On Tuesday, it was a three-hour meeting of Policy and Scrutiny Committee 4 to discuss the Imerys eco-town proposal and the masterplan for Newquay Airport. The initial officer report on the Government’s eco-town Planning Policy Statement and the Sustainability Appraisal for the St Austell proposal was short so I, as Chairman, with the assistance of my Vice-Chairman Tim Jones, added a lot of information to the report. We were very critical of the proposal and the committee objected unanimously. Our views will be presented to Restormel’s cabinet on the 19th of this month. So watch this space.

There were no formal meetings on Wednesday, though I visited local parishioners in the evening.

On Thursday night, I chaired the last-ever meeting of Restormel’s China Clay Area Committee, which is to be abolished because of the local government changes. It was a bittersweet experience. Over the last eight years we have given out over 110 grants to local community groups totalling £58,000 and provided a good forum for local people to raise issues with us as councillors.

As for Friday, in the afternoon I attended a seminar at Carrick which explored how affordable housing might be delivered once the unitary authority is up and running. In the evening, I was at a meeting in St Dennis with a broad cross-section of people who are working to oppose the construction of a massive incinerator in the area.

Friday, 2 January 2009

New Year Message

In my traditional New Year message to party members, supporters and the people of Cornwall, I challenged one and all to “make sure that the voice of Cornwall is heard loud and clear in 2009.”

In the main part of the statement I focussed on the economic problems facing our communities, as follows:

“It is clear that Cornish communities face difficult times ahead. The economic downturn is already badly affecting thousands of families and this is likely to only get worse in the next few months. As a nation, in these testing times, we must work together to protect and support local businesses and offer real help to those struggling to make ends meet.

“Central government has already acknowledged that the economic downturn will hit ‘peripheral’ areas like Cornwall the hardest. Recent reports that Cornwall’s GVA (economic performance) is only 63% of the UK average and that full-time Cornish wages are only 75% of the UK average further demonstrate that Cornwall’s weaker economy could struggle during the recession.

“It is vital that Cornwall is heard loud and clear in 2009. We must fight to make sure that government expenditure is not focussed on the South East of England and in large cities, but that Cornwall gets its fair share."

I also looked ahead to the elections to the new single tier councila and called on the people of Cornwall to support MK candidates who would be guaranteed to put the interests of Cornish communities first. as follows:

“The undemocratic imposition of a unitary council on Cornwall has led directly to an unhealthy rise in cynicism towards politics and the work of local councils.

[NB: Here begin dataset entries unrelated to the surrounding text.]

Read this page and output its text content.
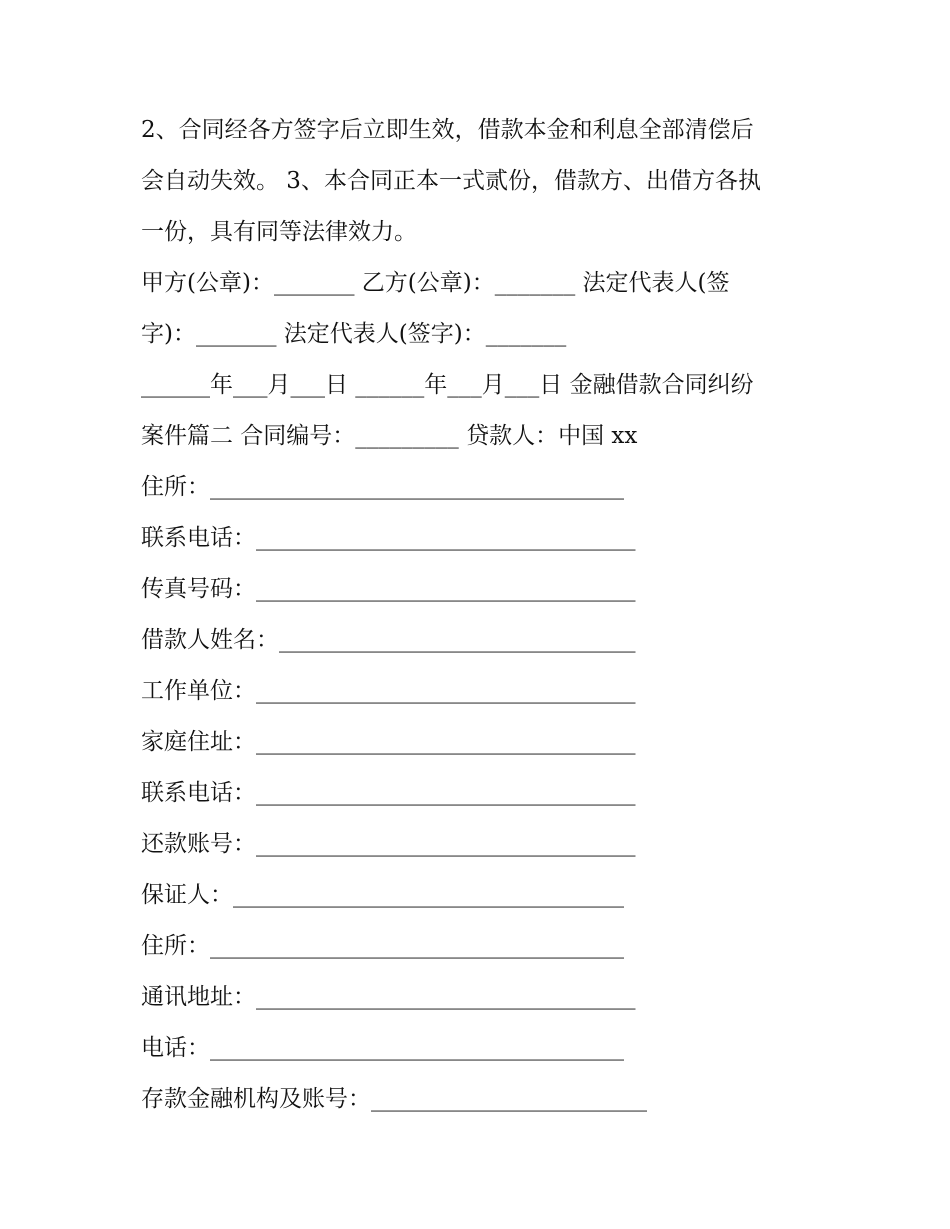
2、合同经各方签字后立即生效，借款本金和利息全部清偿后
会自动失效。 3、本合同正本一式贰份，借款方、出借方各执
一份，具有同等法律效力。
甲方(公章)：_______ 乙方(公章)：_______ 法定代表人(签
字)：_______ 法定代表人(签字)：_______
______年___月___日 ______年___月___日 金融借款合同纠纷
案件篇二 合同编号：_________ 贷款人：中国 xx
住所：____________________________________
联系电话：_________________________________
传真号码：_________________________________
借款人姓名：_______________________________
工作单位：_________________________________
家庭住址：_________________________________
联系电话：_________________________________
还款账号：_________________________________
保证人：__________________________________
住所：____________________________________
通讯地址：_________________________________
电话：____________________________________
存款金融机构及账号：________________________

“Mebyon Kernow has played its part in backing the people of Cornwall in their opposition to the new council. Sadly, both central government and the Liberal Democrat-run County Council refused to listen to Cornish communities.

“In 2009, MK’s priority will be to work like never before to make sure that pro-active and dedicated pro-Cornwall councillors are elected to the single tier council to make it work as best it can.

“Join us and help us build that strong alternative to the London-centred political parties. Work with us to make a real difference to our local communities.”